Erdoğan, KKTC´li bir gazetecinin, ´´Neler yanlış gidiyor ki KKTC başbakanları Türkiye´ye gelip para alıp dönüyor. Neler yanlış gidiyor ki hala Kıbrıs´lı Türkler balık tutmayı öğrenemedi, hep balık alıp geri dönüyorlar?´´ sorusuna, şu yanıtı verdi:

´´Zaten sorunun cevabını siz son cümlelerinizde verdiniz. Ne güzel değil mi? Balık almaya gelip balık tutmayı öğrenen bir anlayış... Bunu başarmak lazım, bunu halletmek lazım. KKTC´de bu yolda bazı gelişmeler olsun diye biliyorsunuz. Biz 6.5 yıllık iktidarımız döneminde KKTC´nin alt yapısına çok önem verdik. Altyapının gelişmesine çok önem verdik. Yani nakit yardım ya da nakit destek yanında biz ağırlıklı olarak altyapıyı güçlendirelim istedik. Bundan 7-8 yıl önce benim gezdiğim KKTC ile ondan sonra her gidişimde değişen bir Kuzey Kıbrıs´ı görmenin bahtiyarılığını yaşadım.

Bir taraftan turizmde ciddi yatırımların olduğu bir KKTC var artık. Sanayileşmede arıt yavaş yavaş en azından gıda sektöründe bazı gelişmeler var. Fakat bunlar yeterli mi? Değil´´

Türk iş adamlarını KKTC´de yatırıma teşvik ettiklerini kaydeden Erdoğan, ´´Yatırımlar olacak ki hem istihdam sağlansın hem de KKTC ekonomisi çok daha farklı bir gücü, çok daha farklı bir imkanı yakalasın´´ dedi.

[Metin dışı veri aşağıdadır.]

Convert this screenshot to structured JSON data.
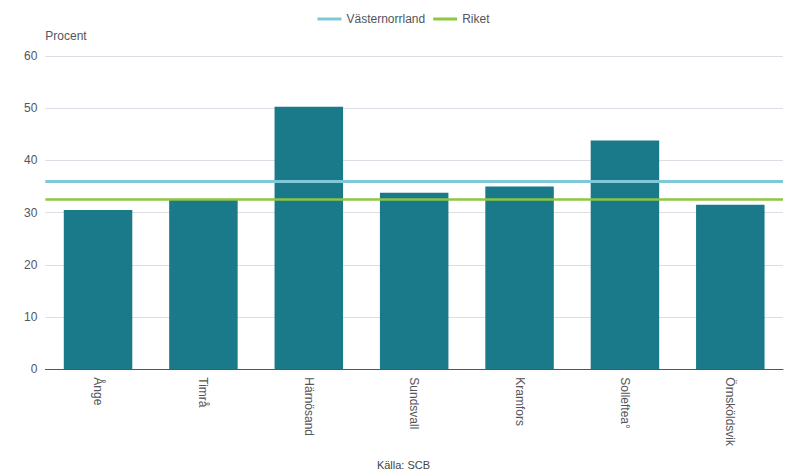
{
  "chart_data": {
    "type": "bar",
    "categories": [
      "Ånge",
      "Timrå",
      "Härnösand",
      "Sundsvall",
      "Kramfors",
      "Solleftea°",
      "Örnsköldsvik"
    ],
    "values": [
      30.5,
      32.5,
      50.3,
      33.8,
      35.0,
      43.8,
      31.5
    ],
    "color": "#1a7a8a",
    "reference_lines": [
      {
        "name": "Västernorrland",
        "value": 36.0,
        "color": "#7ec8d8"
      },
      {
        "name": "Riket",
        "value": 32.5,
        "color": "#8dc63f"
      }
    ],
    "ylabel": "Procent",
    "source": "Källa: SCB",
    "ylim": [
      0,
      60
    ],
    "yticks": [
      0,
      10,
      20,
      30,
      40,
      50,
      60
    ],
    "grid": true,
    "legend": "top"
  }
}
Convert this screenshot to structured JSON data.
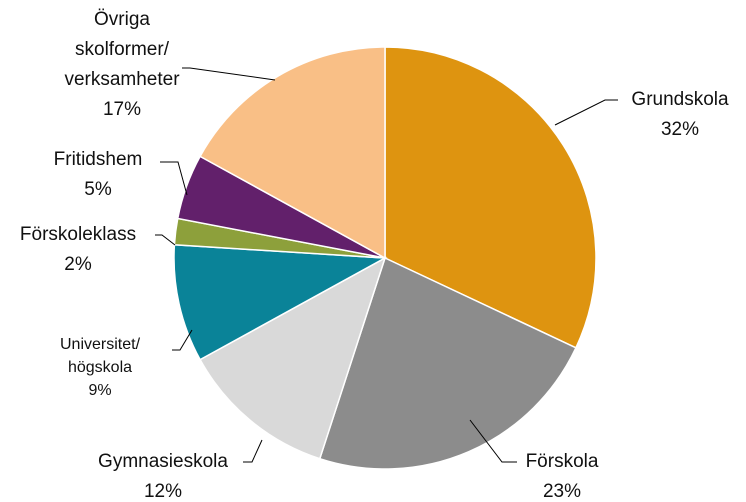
{
  "chart_data": {
    "type": "pie",
    "categories": [
      "Grundskola",
      "Förskola",
      "Gymnasieskola",
      "Universitet/\nhögskola",
      "Förskoleklass",
      "Fritidshem",
      "Övriga\nskolformer/\nverksamheter"
    ],
    "values": [
      32,
      23,
      12,
      9,
      2,
      5,
      17
    ],
    "value_labels": [
      "32%",
      "23%",
      "12%",
      "9%",
      "2%",
      "5%",
      "17%"
    ],
    "colors": [
      "#de9410",
      "#8c8c8c",
      "#d9d9d9",
      "#0a8398",
      "#8da03b",
      "#62206b",
      "#f9bf86"
    ]
  }
}
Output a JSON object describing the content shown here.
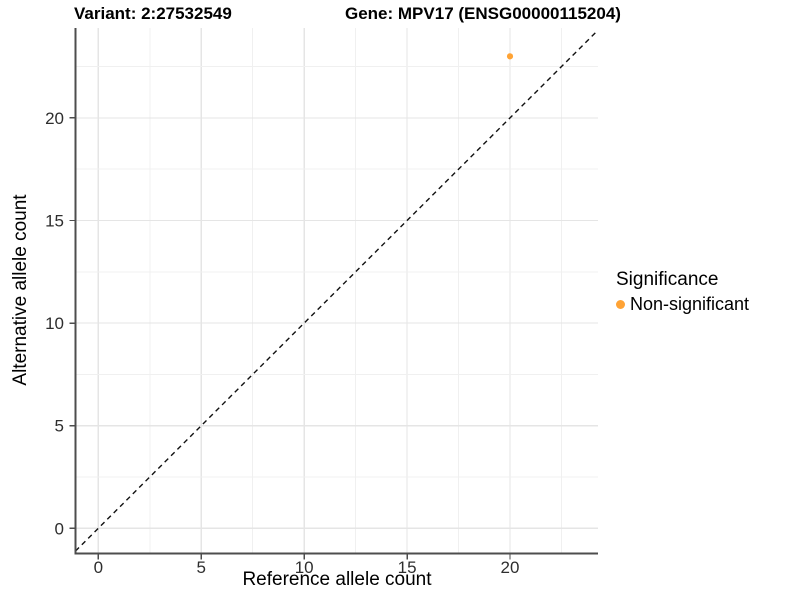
{
  "header": {
    "variant_title": "Variant: 2:27532549",
    "gene_title": "Gene: MPV17 (ENSG00000115204)"
  },
  "axes": {
    "x_title": "Reference allele count",
    "y_title": "Alternative allele count"
  },
  "legend": {
    "title": "Significance",
    "items": [
      {
        "label": "Non-significant",
        "color": "#FFA335"
      }
    ]
  },
  "colors": {
    "point": "#FFA335",
    "axis_line": "#4d4d4d",
    "tick_label": "#2e2e2e",
    "grid_major": "#e5e5e5",
    "grid_minor": "#f0f0f0",
    "identity_line": "#111111",
    "background": "#ffffff"
  },
  "chart_data": {
    "type": "scatter",
    "title": "Variant: 2:27532549 — Gene: MPV17 (ENSG00000115204)",
    "xlabel": "Reference allele count",
    "ylabel": "Alternative allele count",
    "x_ticks": [
      0,
      5,
      10,
      15,
      20
    ],
    "y_ticks": [
      0,
      5,
      10,
      15,
      20
    ],
    "xlim": [
      -1.11,
      24.28
    ],
    "ylim": [
      -1.23,
      24.38
    ],
    "grid": true,
    "grid_interval": 2.5,
    "legend_position": "right",
    "series": [
      {
        "name": "Non-significant",
        "color": "#FFA335",
        "points": [
          {
            "x": 20,
            "y": 23
          }
        ]
      }
    ],
    "reference_line": {
      "style": "dashed",
      "equation": "y = x",
      "color": "#111111"
    }
  }
}
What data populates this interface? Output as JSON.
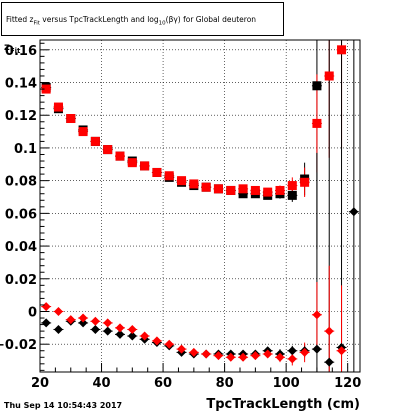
{
  "header": {
    "title_pre": "Fitted  z",
    "title_sub1": "Fit",
    "title_mid": "  versus TpcTrackLength and log",
    "title_sub2": "10",
    "title_post": "(βγ) for Global deuteron"
  },
  "axes": {
    "ylabel_main": "z",
    "ylabel_sub": "Fit",
    "xlabel": "TpcTrackLength (cm)"
  },
  "footer": {
    "timestamp": "Thu Sep 14 10:54:43 2017"
  },
  "chart_data": {
    "type": "scatter",
    "title": "Fitted z_Fit versus TpcTrackLength and log10(βγ) for Global deuteron",
    "xlabel": "TpcTrackLength (cm)",
    "ylabel": "z_Fit",
    "xlim": [
      20,
      124
    ],
    "ylim": [
      -0.037,
      0.166
    ],
    "xticks": [
      20,
      40,
      60,
      80,
      100,
      120
    ],
    "yticks": [
      -0.02,
      0,
      0.02,
      0.04,
      0.06,
      0.08,
      0.1,
      0.12,
      0.14,
      0.16
    ],
    "ytick_labels": [
      "−0.02",
      "0",
      "0.02",
      "0.04",
      "0.06",
      "0.08",
      "0.1",
      "0.12",
      "0.14",
      "0.16"
    ],
    "grid": true,
    "series": [
      {
        "marker": "square",
        "color": "#000000",
        "points": [
          [
            22,
            0.137
          ],
          [
            26,
            0.124
          ],
          [
            30,
            0.118
          ],
          [
            34,
            0.111
          ],
          [
            38,
            0.104
          ],
          [
            42,
            0.099
          ],
          [
            46,
            0.095
          ],
          [
            50,
            0.092
          ],
          [
            54,
            0.089
          ],
          [
            58,
            0.085
          ],
          [
            62,
            0.082
          ],
          [
            66,
            0.079
          ],
          [
            70,
            0.077
          ],
          [
            74,
            0.076
          ],
          [
            78,
            0.075
          ],
          [
            82,
            0.074
          ],
          [
            86,
            0.072
          ],
          [
            90,
            0.072
          ],
          [
            94,
            0.071
          ],
          [
            98,
            0.072
          ],
          [
            102,
            0.071
          ],
          [
            106,
            0.081
          ],
          [
            110,
            0.138
          ]
        ],
        "errors": [
          0.002,
          0.002,
          0.002,
          0.002,
          0.002,
          0.002,
          0.002,
          0.002,
          0.002,
          0.002,
          0.002,
          0.002,
          0.002,
          0.002,
          0.002,
          0.002,
          0.002,
          0.002,
          0.002,
          0.003,
          0.004,
          0.01,
          0.1
        ]
      },
      {
        "marker": "square",
        "color": "#ff0000",
        "points": [
          [
            22,
            0.136
          ],
          [
            26,
            0.125
          ],
          [
            30,
            0.118
          ],
          [
            34,
            0.11
          ],
          [
            38,
            0.104
          ],
          [
            42,
            0.099
          ],
          [
            46,
            0.095
          ],
          [
            50,
            0.091
          ],
          [
            54,
            0.089
          ],
          [
            58,
            0.085
          ],
          [
            62,
            0.083
          ],
          [
            66,
            0.08
          ],
          [
            70,
            0.078
          ],
          [
            74,
            0.076
          ],
          [
            78,
            0.075
          ],
          [
            82,
            0.074
          ],
          [
            86,
            0.075
          ],
          [
            90,
            0.074
          ],
          [
            94,
            0.073
          ],
          [
            98,
            0.074
          ],
          [
            102,
            0.077
          ],
          [
            106,
            0.079
          ],
          [
            110,
            0.115
          ],
          [
            114,
            0.144
          ],
          [
            118,
            0.16
          ]
        ],
        "errors": [
          0.002,
          0.002,
          0.002,
          0.002,
          0.002,
          0.002,
          0.002,
          0.002,
          0.002,
          0.002,
          0.002,
          0.002,
          0.002,
          0.002,
          0.002,
          0.002,
          0.002,
          0.002,
          0.002,
          0.003,
          0.005,
          0.009,
          0.03,
          0.05,
          0.06
        ]
      },
      {
        "marker": "diamond",
        "color": "#000000",
        "points": [
          [
            22,
            -0.007
          ],
          [
            26,
            -0.011
          ],
          [
            30,
            -0.006
          ],
          [
            34,
            -0.007
          ],
          [
            38,
            -0.011
          ],
          [
            42,
            -0.012
          ],
          [
            46,
            -0.014
          ],
          [
            50,
            -0.015
          ],
          [
            54,
            -0.017
          ],
          [
            58,
            -0.019
          ],
          [
            62,
            -0.021
          ],
          [
            66,
            -0.025
          ],
          [
            70,
            -0.026
          ],
          [
            74,
            -0.026
          ],
          [
            78,
            -0.026
          ],
          [
            82,
            -0.026
          ],
          [
            86,
            -0.026
          ],
          [
            90,
            -0.026
          ],
          [
            94,
            -0.024
          ],
          [
            98,
            -0.026
          ],
          [
            102,
            -0.024
          ],
          [
            106,
            -0.024
          ],
          [
            110,
            -0.023
          ],
          [
            114,
            -0.031
          ],
          [
            118,
            -0.022
          ],
          [
            122,
            0.061
          ]
        ],
        "errors": [
          0.002,
          0.002,
          0.002,
          0.002,
          0.002,
          0.002,
          0.002,
          0.002,
          0.002,
          0.002,
          0.002,
          0.002,
          0.002,
          0.002,
          0.002,
          0.002,
          0.002,
          0.002,
          0.002,
          0.003,
          0.003,
          0.004,
          0.12,
          0.2,
          0.2,
          0.2
        ]
      },
      {
        "marker": "diamond",
        "color": "#ff0000",
        "points": [
          [
            22,
            0.003
          ],
          [
            26,
            0.0
          ],
          [
            30,
            -0.005
          ],
          [
            34,
            -0.004
          ],
          [
            38,
            -0.006
          ],
          [
            42,
            -0.007
          ],
          [
            46,
            -0.01
          ],
          [
            50,
            -0.011
          ],
          [
            54,
            -0.015
          ],
          [
            58,
            -0.018
          ],
          [
            62,
            -0.02
          ],
          [
            66,
            -0.023
          ],
          [
            70,
            -0.025
          ],
          [
            74,
            -0.026
          ],
          [
            78,
            -0.027
          ],
          [
            82,
            -0.028
          ],
          [
            86,
            -0.028
          ],
          [
            90,
            -0.027
          ],
          [
            94,
            -0.026
          ],
          [
            98,
            -0.028
          ],
          [
            102,
            -0.029
          ],
          [
            106,
            -0.025
          ],
          [
            110,
            -0.002
          ],
          [
            114,
            -0.012
          ],
          [
            118,
            -0.024
          ]
        ],
        "errors": [
          0.002,
          0.002,
          0.002,
          0.002,
          0.002,
          0.002,
          0.002,
          0.002,
          0.002,
          0.002,
          0.002,
          0.002,
          0.002,
          0.002,
          0.002,
          0.002,
          0.002,
          0.002,
          0.002,
          0.003,
          0.004,
          0.006,
          0.02,
          0.04,
          0.04
        ]
      }
    ]
  }
}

Türk yetkililerin KKTC´li muhataplarıyla yaptığı görüşmeler neticesinde ihtiyacın tespit edilerek bu ülkeye gerekli yardımın yapıldığını belirten Erdoğan, ´´Bu desteğimizi bundan sonraki süreçte de vereceğiz ama bazı yanlışların olduğu da bir vakıa. Bu yanlışların da giderilmesi, düzeltilmesi lazım´´ diye konuştu.

KKTC´de eğitim gören öğrenci sayısının 47 binden 60 bine çıkartılması gerektiğini vurgulayan Başbakan Erdoğan, bunun başarılması durumunda çok daha farklı hareketlilik meydana geleceğini dile getirdi.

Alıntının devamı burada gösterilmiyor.